Académie Louvain (/fr/) was a network of French-speaking catholic universities in Belgium active between 2004 and 2015. It was formed following the Bologna process to reform higher-level education, creating a larger university structure.

== Universities in the network ==
The network included:

- Université catholique de Louvain (UCLouvain; Louvain-la-Neuve, Mons, Saint-Gilles, Woluwe-Saint-Lambert, Charleroi, Tournai)
- Facultés universitaires Saint-Louis (FUSL), today Université Saint-Louis - Bruxelles (Brussels)
- Facultés universitaires Notre-Dame de la Paix (FUNDP), today University of Namur (UNamur, Namur)
- Facultés universitaires catholiques de Mons (FUCaM), now part of the University of Louvain as UCLouvain FUCaM Mons (Mons and Charleroi)

== The merger process ==

The first implementation of the Académie Louvain network was the creation of the Louvain School of Management, which could unite the faculties and departments of economics, management and business of all four universities, in 5 different cities. This specific choice was made because all four member universities offered degrees in this field. It also included the ICHEC Brussels Management School, a college based in Brussels.

After almost three years of active collaboration within the network, the rectors of the four catholic universities decided on 12 March 2007 to open negotiations with the aim of merging the four establishments into one single university. Each site was to become a site of "UC Louvain".

The merger among the four was aborted on 17 December 2010 after the ultimate vote on the board of UNamur failed to attain the required 80% (30 in favour and 14 against).

FUCaM merges with the Université catholique de Louvain separately on 15 September 2011 becoming the UCL Mons.

In 2013, the merger process being cancelled, the FUNDP in Namur and FUSL in Brussels decide to change their names and respectively become the University of Namur and Saint-Louis University, Brussels.

In 2017, Saint-Louis University, Brussels and the Université catholique de Louvain (UCL, which has two campuses in Brussels) decide to merge and form a new university called UCLouvain.
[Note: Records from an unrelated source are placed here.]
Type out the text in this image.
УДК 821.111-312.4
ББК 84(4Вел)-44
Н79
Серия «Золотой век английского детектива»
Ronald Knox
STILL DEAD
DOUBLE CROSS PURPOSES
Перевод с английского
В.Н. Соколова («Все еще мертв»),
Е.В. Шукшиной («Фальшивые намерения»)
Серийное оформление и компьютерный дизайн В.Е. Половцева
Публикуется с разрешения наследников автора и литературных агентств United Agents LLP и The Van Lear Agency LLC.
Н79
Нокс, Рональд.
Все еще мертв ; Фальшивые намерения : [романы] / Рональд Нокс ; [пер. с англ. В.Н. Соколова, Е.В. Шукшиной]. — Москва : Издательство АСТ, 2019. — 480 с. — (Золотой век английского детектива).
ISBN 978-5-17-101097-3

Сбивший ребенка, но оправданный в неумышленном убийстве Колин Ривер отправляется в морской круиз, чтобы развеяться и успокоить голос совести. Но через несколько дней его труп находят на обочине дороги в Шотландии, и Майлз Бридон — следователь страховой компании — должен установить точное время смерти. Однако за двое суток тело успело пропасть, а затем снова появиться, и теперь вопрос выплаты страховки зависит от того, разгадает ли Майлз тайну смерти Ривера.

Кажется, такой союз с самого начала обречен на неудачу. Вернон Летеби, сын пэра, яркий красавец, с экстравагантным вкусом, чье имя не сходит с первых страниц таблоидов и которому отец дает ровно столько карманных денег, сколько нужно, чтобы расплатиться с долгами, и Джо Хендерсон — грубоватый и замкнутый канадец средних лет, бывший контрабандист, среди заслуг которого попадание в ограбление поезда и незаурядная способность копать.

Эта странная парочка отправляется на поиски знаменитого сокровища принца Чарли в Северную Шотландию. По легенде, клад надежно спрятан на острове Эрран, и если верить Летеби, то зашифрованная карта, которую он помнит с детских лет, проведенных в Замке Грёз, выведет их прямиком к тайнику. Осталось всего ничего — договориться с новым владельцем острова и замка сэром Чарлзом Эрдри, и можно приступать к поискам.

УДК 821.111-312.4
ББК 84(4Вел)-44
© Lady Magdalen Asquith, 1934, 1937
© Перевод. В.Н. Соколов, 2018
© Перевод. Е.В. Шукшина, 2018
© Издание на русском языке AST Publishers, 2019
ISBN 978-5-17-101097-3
This last merger is yet to be formally endorsed by the French Community of Belgium that organizes all state funded education, but will de facto take effect in September 2018.

== Dissolution ==
The Académie Louvain was formally dissolved on 26 February 2016 as a consequence of the new legislation for the higher education in French-speaking Belgium, the Décret Paysage (also known as the Décret Marcourt). The merger plan partially succeeded as the original UCL, FUSL and FUCaM still merged in a single institution called UCLouvain. Practical collaborations of the Académie Louvain are still in place, as for example all 20 libraries work in a single network called BORéAL (Bibliothèque On-Line du Réseau de l'Académie Louvain).